Considering the COVID-19 situation in West Bengal was not as bad as many other states, including BJP-ruled Gujarat, Uttar Pradesh and Madhya Pradesh, the TMC cried foul as it perceived a political motive in the visit. There was, however, no denying that the situation in the state is alarming, particularly in Kolkata, as the number of cases as well as mortality continue to soar. The doubling rate of positive cases in six days is higher than the national average.

On April 24, 51 new cases were detected, taking the total number of active COVID-19 cases in the state to 385, according to the health department’s bulletin. The total number of confirmed cases in the state is 514, according to health ministry data.

Interestingly, for the first time on April 24, the state government also revealed that 57 coronavirus-affected people have died so far, which clearly indicates that mortality rate in the state is on the higher side. Of them, 18 deaths were directly related to COVID-19 while 39 others died due to co-morbidities, which means other existing ailments such as kidney or heart problems.
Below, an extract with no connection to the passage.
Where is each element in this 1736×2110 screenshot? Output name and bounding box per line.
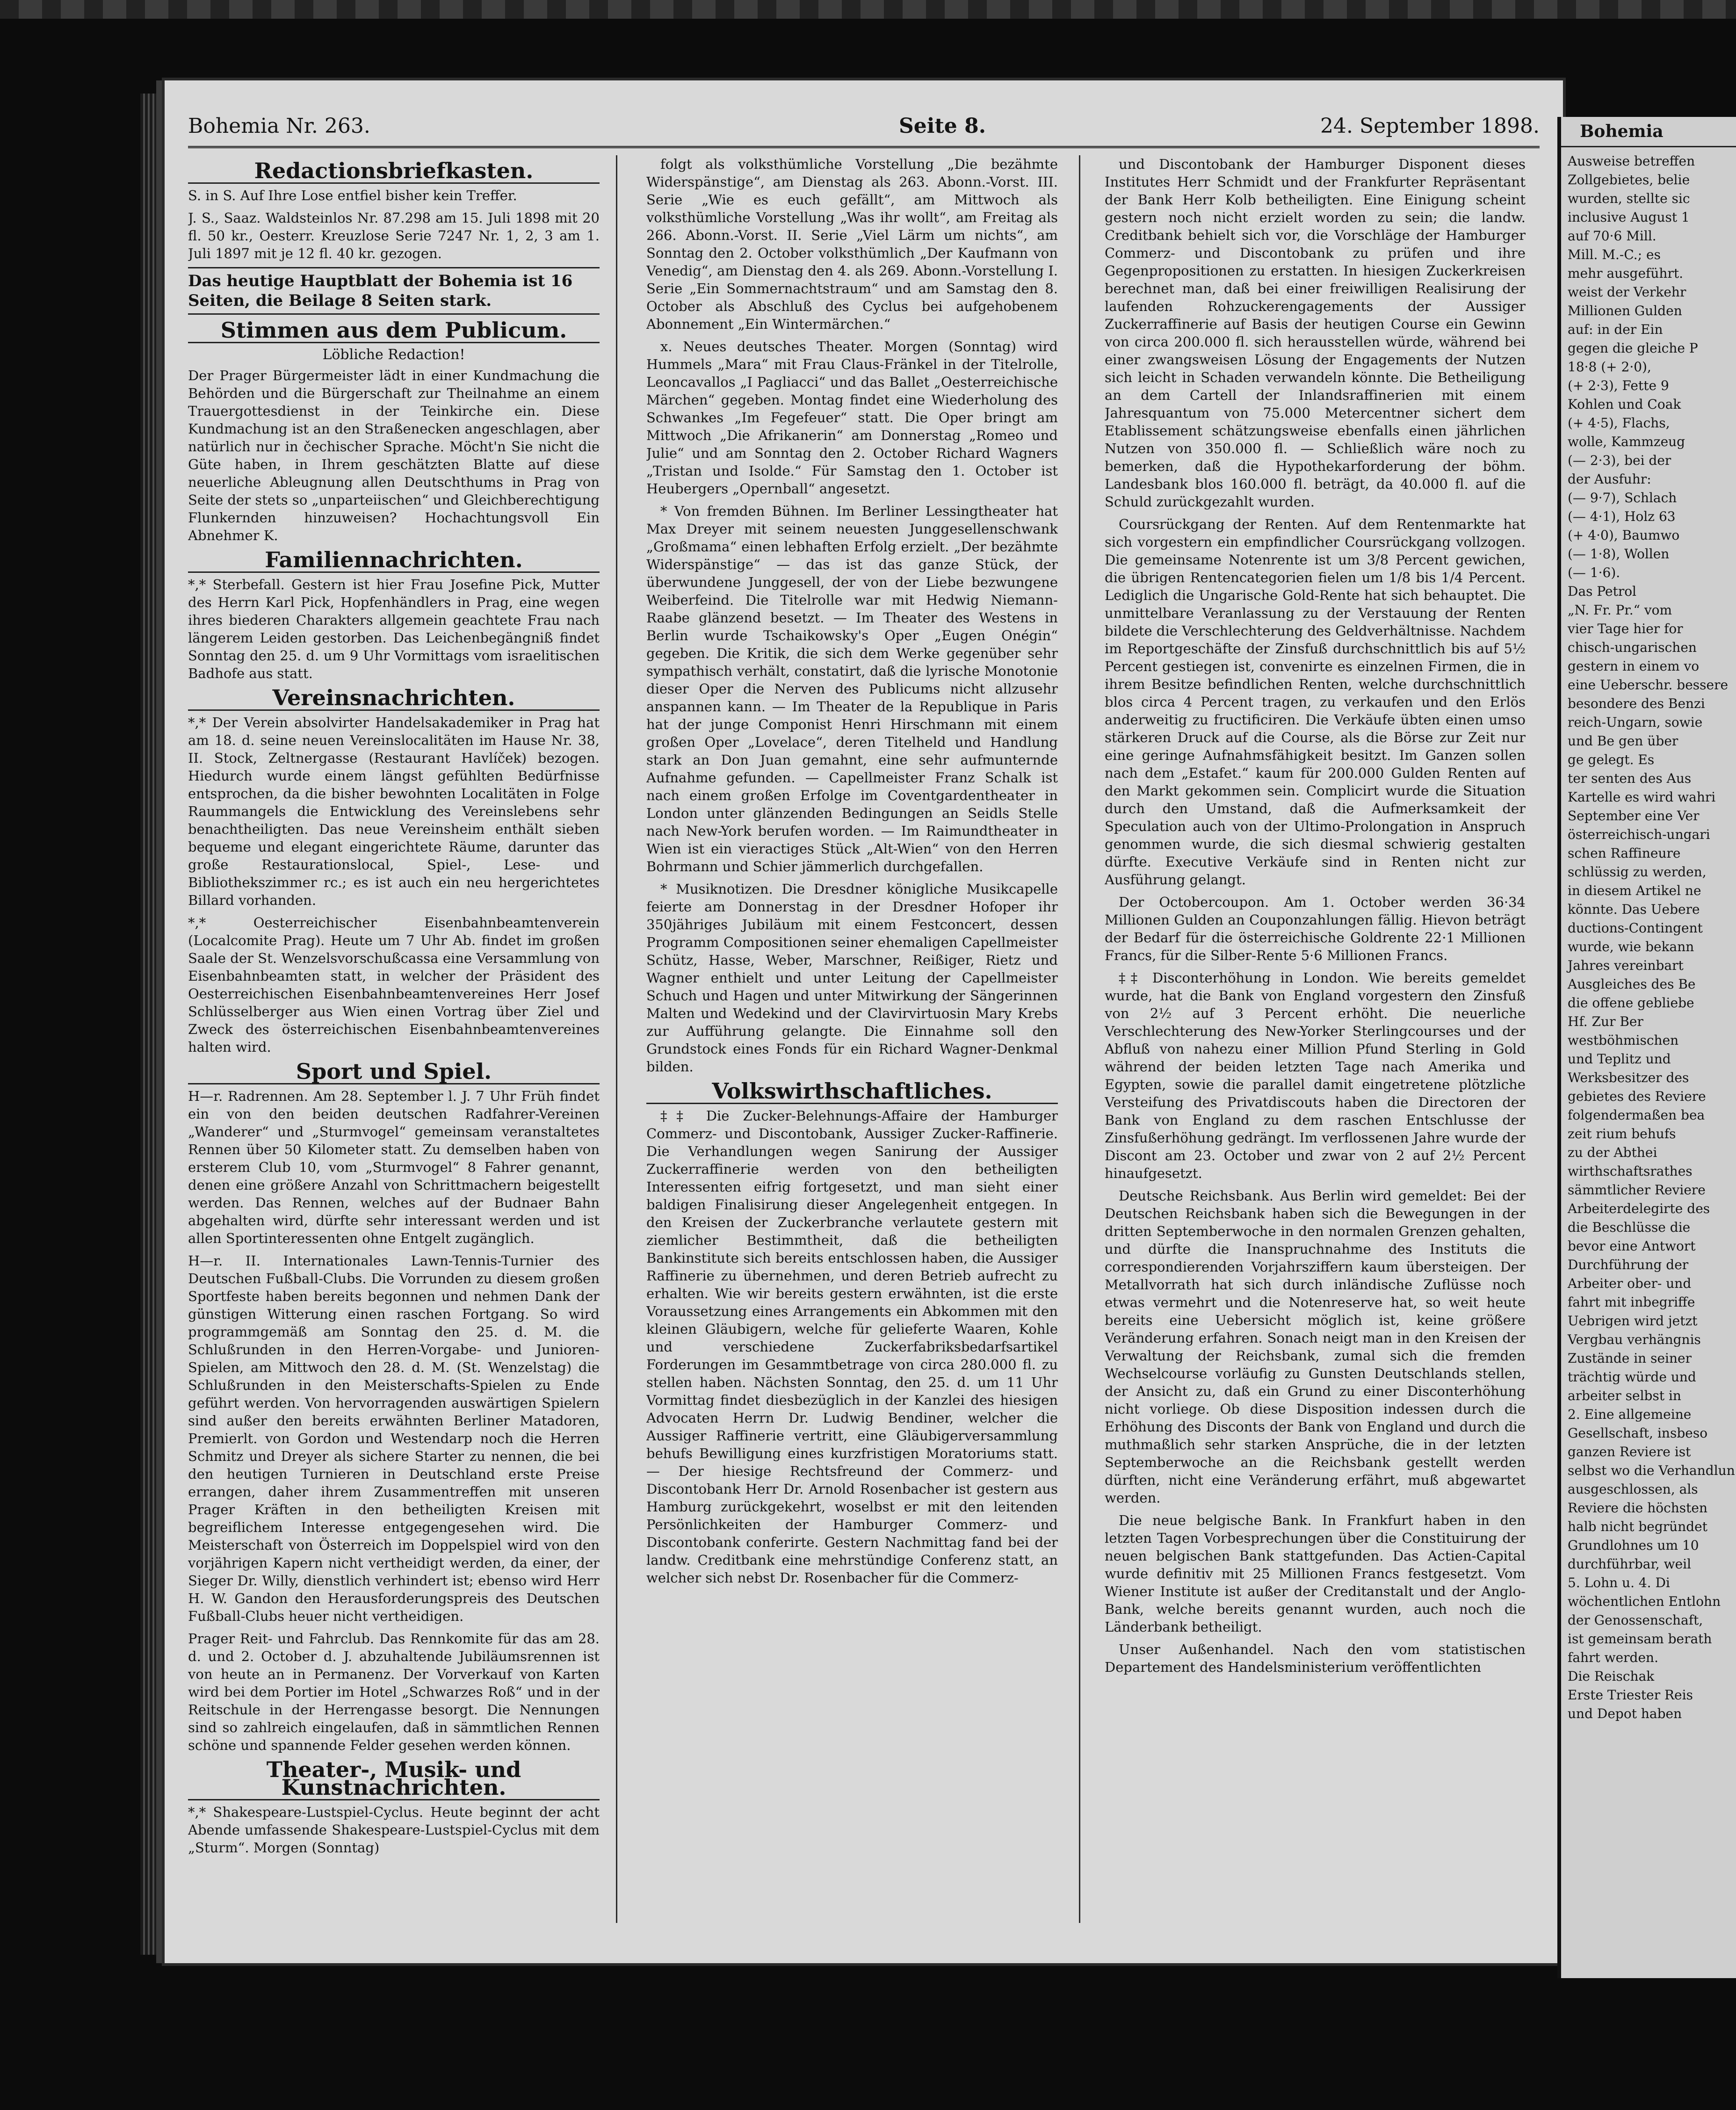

This disclosure came after the central teams sought records of the state’s audit committee to check the coronavirus-related deaths. The latest revelation could only further escalate the verbal duel between the governor and the chief minister. The two recently exchanged lengthy accusing letters; the governor wrote two back-to-back letters in response to the one written by Banerjee on April 23.
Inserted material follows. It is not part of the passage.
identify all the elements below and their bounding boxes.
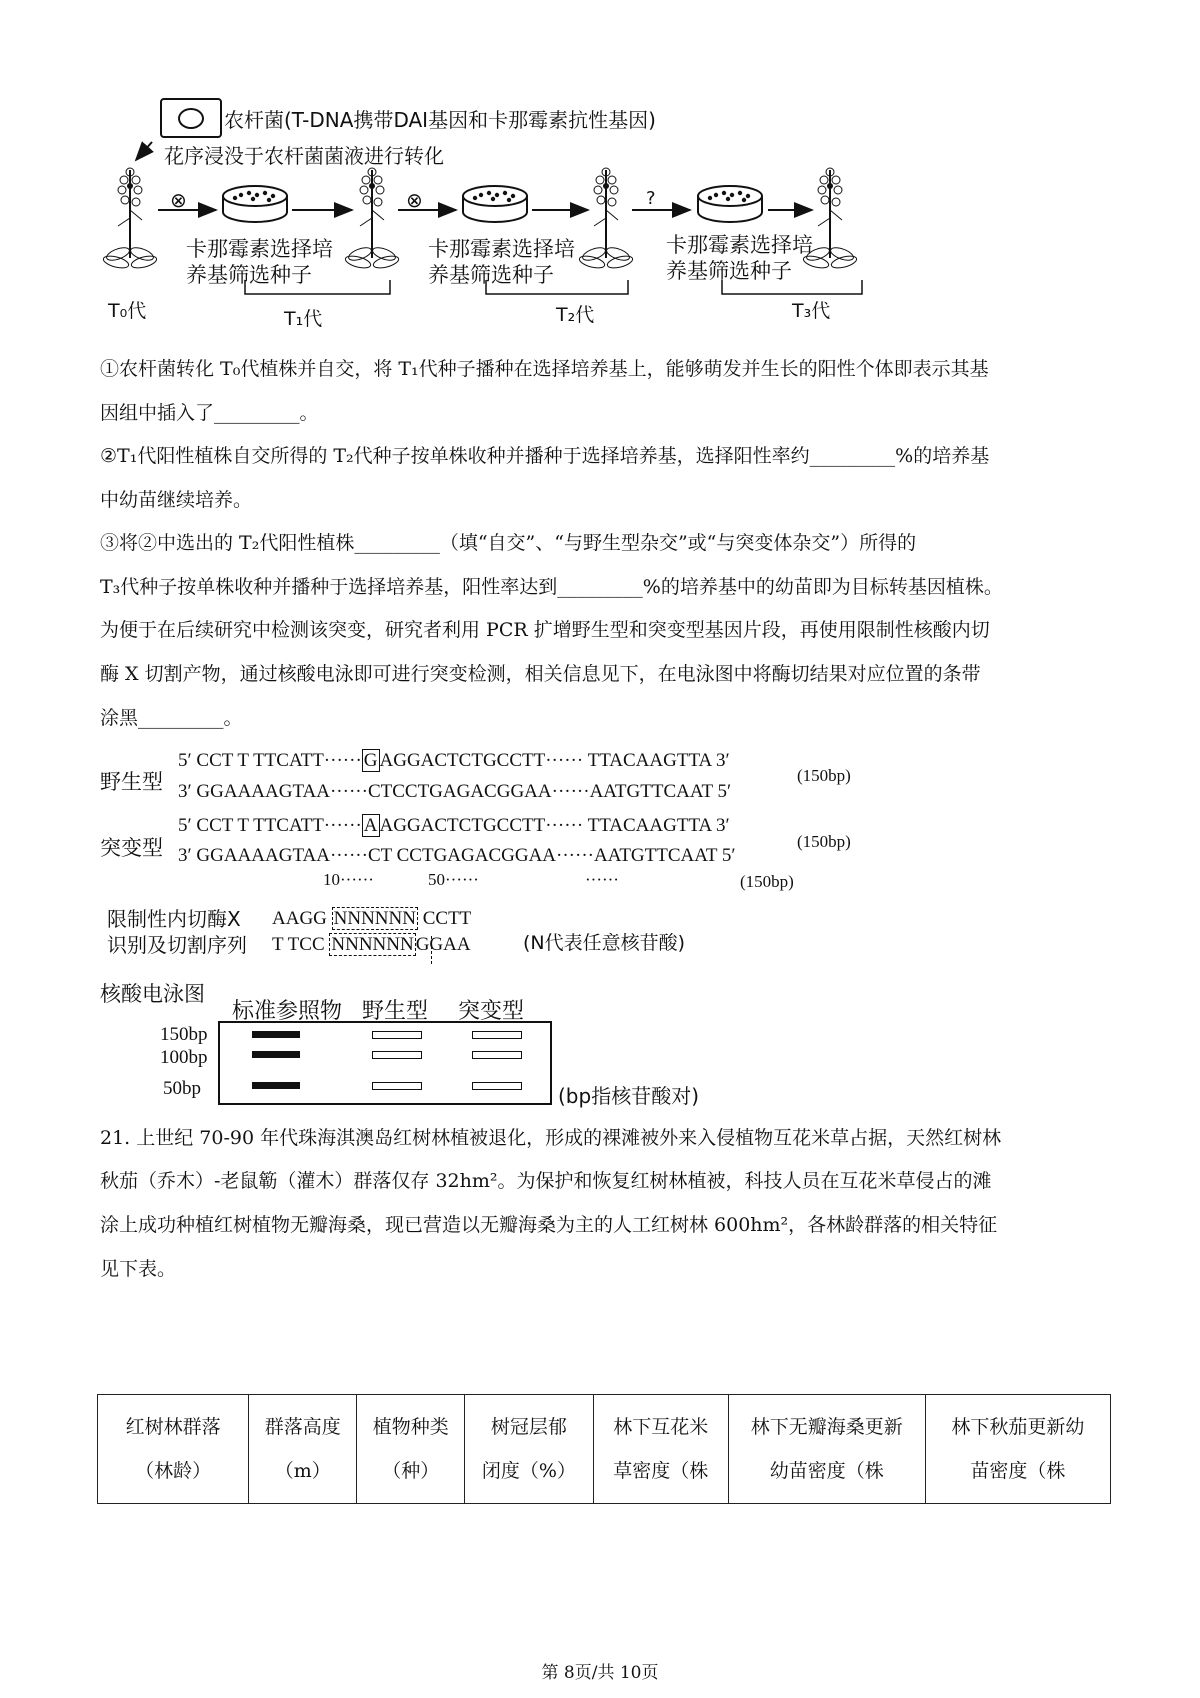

Meanwhile, it’s rumoured that to decide the TMC’s counter offensive strategy, Banerjee has summoned election strategist-turned-politician Prashant Kishor to Kolkata by a “special” flight. TMC sources have neither confirmed nor denied Kishor’s presence in the state capital. The poll-strategist too has denied taking any flight to Kolkata.

ANI quoted him as saying that those claiming that he took a cargo, or for that matter any flight, should at least have “basic information like flight number, flight operator, date, time, etc., in the public domain or apologise for making such a statement.” He, however, did not disclose his current location.

The news agency, quoting top aviation sources, further reported that “on the directions of the government, aviation security authorities have checked the CCTV footage of three airports — Delhi, Kolkata and Guwahati — of the last 72 hours” to ascertain if Kishor had travelled to Kolkata.